I also agree completely that the history of the individual is crucial in determining how the immune system will respond to a given antigen. Rod mentions that genetic nonself that sneaks in early may be treated as "self" by the immune system, and genetic self that pops up late may be treated as "nonself." But how are early and late defined? Lederberg defined these in terms of the age of the individual. More modern models define these in terms of the age of individual lymphocytes. But are we really talking chronological age? Are lymphocytes equipped with Timex watches (apologies to our European contributors; perhaps Rolex or Audemars Piguet)? I would state that the time or experience factor is defined by the differentiation state of the lymphocyte. If an immature thymocyte is exposed to its antigen, it is turned off. If the antigen was present early enough during the life of the animal such that there is no immature thymocyte that is not exposed to the antigen, then a state of deletional tolerance will result, and the antigen will be treated as self.  

Now we turn to those genetic self elements that arise after the immune system is mature. Rod states that such antigens may be eliminated (i.e., treated as "nonself"), but the very existence of tumors bearing tumor-specific antigens is evidence that not all genetic self is eliminated. What, then, is the deciding factor here? I contend it is primarily the cell presenting antigen. Polly Matzinger has argued at length that B cells, because they present their idiotypes (unique peptides usually belonging to the antigen-binding region on immunoglobulin), should not be allowed to activate naive T cells, and she showed this experimentally. Being a true believer in the two-signal model, I reasoned that because B cells are indeed capable of presenting antigen, then if B cells can't turn on naive T cells, they must be turning them off, and this appears to be the case. Polly and I have argued that naive T-cell activation is the responsibility of the "professional" APC, but even when a dendritic cell presents antigen to a naive T cell, activation is not guaranteed.  

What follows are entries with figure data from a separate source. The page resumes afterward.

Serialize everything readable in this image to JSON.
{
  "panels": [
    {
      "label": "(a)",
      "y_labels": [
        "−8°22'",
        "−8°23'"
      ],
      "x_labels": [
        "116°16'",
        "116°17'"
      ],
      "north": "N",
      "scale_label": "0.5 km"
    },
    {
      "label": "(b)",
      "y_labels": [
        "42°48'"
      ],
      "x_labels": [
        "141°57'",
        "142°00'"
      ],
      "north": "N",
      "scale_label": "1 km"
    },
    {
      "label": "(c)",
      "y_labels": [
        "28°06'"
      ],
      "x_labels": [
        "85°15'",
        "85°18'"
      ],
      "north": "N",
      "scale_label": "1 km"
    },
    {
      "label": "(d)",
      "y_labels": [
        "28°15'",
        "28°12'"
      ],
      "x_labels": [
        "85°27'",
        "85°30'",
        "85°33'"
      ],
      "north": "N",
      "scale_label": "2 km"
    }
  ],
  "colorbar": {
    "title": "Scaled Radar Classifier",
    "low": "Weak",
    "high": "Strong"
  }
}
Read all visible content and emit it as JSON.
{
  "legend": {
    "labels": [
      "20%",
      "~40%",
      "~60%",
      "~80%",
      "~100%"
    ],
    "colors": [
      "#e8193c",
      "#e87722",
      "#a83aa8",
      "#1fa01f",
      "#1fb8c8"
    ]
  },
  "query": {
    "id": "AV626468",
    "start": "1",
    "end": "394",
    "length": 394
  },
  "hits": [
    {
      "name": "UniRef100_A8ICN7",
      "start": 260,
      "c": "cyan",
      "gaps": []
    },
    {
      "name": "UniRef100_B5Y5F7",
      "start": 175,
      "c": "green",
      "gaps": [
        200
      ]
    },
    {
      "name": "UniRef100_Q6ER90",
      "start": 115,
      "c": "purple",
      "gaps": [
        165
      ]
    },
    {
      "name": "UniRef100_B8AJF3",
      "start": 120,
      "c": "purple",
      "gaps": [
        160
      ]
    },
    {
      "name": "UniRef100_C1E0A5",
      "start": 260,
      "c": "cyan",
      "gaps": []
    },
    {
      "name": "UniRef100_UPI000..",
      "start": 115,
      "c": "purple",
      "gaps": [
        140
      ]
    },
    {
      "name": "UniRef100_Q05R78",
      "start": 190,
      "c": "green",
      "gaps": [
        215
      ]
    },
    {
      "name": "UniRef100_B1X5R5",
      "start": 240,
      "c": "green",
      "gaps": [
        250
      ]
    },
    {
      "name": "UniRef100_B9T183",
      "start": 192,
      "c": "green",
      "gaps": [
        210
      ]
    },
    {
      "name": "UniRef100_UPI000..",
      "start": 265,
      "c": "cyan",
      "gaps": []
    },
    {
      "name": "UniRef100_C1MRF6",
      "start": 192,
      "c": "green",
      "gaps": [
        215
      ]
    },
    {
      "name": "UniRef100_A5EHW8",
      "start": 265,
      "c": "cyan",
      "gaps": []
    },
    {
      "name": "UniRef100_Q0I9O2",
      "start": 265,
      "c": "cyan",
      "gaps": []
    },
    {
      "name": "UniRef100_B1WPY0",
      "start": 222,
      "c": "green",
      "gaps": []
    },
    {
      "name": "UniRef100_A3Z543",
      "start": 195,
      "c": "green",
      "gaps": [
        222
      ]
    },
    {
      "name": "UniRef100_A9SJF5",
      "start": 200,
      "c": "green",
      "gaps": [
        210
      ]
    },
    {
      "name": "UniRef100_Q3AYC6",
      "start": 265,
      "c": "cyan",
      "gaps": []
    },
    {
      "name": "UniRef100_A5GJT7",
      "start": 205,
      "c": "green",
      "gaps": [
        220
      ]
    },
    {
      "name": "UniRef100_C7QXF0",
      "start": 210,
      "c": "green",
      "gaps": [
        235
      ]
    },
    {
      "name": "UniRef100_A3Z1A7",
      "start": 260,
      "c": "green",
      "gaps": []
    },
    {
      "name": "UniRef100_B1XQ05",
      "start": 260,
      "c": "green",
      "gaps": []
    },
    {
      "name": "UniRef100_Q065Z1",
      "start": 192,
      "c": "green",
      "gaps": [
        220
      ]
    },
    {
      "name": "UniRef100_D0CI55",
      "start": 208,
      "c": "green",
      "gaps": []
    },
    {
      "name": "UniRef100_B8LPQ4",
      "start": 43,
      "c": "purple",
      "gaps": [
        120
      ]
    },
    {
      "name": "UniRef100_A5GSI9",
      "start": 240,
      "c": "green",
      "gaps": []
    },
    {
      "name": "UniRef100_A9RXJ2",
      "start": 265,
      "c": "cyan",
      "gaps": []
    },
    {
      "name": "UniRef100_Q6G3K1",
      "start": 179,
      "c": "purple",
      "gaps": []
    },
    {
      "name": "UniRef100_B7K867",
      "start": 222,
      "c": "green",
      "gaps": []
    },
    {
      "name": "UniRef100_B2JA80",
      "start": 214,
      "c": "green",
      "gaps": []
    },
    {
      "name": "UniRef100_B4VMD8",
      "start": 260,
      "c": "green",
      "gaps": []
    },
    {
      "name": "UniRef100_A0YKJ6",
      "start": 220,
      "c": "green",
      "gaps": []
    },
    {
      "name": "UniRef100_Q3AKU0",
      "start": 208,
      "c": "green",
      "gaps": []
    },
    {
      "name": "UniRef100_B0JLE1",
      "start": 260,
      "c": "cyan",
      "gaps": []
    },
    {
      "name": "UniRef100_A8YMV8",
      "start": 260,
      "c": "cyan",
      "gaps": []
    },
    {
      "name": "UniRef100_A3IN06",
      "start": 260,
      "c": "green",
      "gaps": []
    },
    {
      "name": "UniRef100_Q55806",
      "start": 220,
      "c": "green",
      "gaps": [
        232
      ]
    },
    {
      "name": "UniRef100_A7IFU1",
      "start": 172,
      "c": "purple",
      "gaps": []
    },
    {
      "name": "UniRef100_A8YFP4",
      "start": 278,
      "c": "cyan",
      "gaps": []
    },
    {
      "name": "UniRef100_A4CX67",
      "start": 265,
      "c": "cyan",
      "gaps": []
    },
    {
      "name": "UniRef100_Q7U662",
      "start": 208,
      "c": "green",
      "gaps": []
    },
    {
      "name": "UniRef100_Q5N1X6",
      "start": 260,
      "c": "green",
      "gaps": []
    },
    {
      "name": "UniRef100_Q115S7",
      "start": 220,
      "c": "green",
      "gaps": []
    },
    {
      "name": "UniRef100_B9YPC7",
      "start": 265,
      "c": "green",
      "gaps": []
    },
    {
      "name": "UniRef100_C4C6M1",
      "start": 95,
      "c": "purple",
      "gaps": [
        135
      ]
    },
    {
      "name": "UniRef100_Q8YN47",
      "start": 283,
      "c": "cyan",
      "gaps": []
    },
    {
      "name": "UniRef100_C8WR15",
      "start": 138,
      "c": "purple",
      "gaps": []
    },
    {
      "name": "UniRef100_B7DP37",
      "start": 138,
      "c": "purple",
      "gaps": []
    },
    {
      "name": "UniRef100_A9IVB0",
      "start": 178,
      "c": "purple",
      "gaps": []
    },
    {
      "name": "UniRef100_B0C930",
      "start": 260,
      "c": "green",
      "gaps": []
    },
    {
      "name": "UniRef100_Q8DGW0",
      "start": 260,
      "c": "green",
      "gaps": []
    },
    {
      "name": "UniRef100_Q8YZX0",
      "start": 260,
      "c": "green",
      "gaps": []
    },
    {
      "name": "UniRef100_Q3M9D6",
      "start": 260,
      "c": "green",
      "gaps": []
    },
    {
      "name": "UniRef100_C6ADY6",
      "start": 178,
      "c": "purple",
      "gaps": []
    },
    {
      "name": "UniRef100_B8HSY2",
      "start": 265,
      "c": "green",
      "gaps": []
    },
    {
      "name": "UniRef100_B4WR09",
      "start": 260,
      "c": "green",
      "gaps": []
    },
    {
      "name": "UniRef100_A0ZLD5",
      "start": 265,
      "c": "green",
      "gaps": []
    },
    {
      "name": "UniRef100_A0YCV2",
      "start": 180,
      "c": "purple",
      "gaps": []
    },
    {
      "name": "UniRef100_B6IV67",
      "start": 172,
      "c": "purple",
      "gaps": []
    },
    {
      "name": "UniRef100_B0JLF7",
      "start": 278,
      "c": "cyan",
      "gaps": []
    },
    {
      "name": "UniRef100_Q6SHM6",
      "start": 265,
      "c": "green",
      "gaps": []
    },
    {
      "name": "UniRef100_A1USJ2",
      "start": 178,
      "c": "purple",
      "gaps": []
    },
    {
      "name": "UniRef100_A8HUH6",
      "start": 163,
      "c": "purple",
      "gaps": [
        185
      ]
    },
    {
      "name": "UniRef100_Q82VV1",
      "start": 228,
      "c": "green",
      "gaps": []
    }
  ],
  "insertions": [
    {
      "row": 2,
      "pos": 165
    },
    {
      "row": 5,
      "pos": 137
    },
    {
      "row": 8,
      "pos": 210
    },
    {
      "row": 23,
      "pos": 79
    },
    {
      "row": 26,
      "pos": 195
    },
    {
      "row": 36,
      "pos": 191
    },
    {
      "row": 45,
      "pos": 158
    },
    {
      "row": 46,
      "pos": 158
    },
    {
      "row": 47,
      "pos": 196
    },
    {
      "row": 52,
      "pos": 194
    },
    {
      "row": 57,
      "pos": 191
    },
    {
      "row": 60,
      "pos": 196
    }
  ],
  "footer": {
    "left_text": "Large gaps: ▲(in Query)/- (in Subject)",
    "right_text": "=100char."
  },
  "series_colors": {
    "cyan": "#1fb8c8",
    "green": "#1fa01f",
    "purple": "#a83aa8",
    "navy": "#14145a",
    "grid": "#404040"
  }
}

Rod goes on to talk about nonself agents that sound no alarm. What is alarm? Is it possibly a danger signal? He then goes on to say, "Key for these alarmist elements is that they are seen the same way in all individuals because they are properties common to many (all) pathogens, etc., making their recognition germ-line encoded." This, I believe, is in line with Janeway's theory (1989) of discriminating noninfectious self from infectious nonself, in which some microbial pathogens carry signatures of nonselfness. Such signatures may include LPS, which may activate a dendritic cell to become an immunogenic (costimulatory) APC. But the real problem for Janeway's model is the immune response to viruses, which carry no signatures of nonself. Here we would propose that there must be an endogenous danger signal, one that is made by the host to indicate that a virus is causing real trouble. That is, the host must be able to sound the alarm in response to the virus. We don't know what this molecule is yet, perhaps heat-shock proteins that, under physiological circumstances, do not contact the surface of a dendritic cell. But if a virus, or a late-appearing genetic self antigen, does no harm to the vertebrate host, no alarm bell is sounded because no abnormal cell death is occurring. If a virus that did no harm could spread among cells without evoking an immune response, if such a virus encoded genes that were beneficial to the host, and if such genes could pass from the soma to the germ line, then maybe vertebrates could pass on acquired characteristics to their offspring. Maybe Lamarck was right after all (Lamarck, 1984)?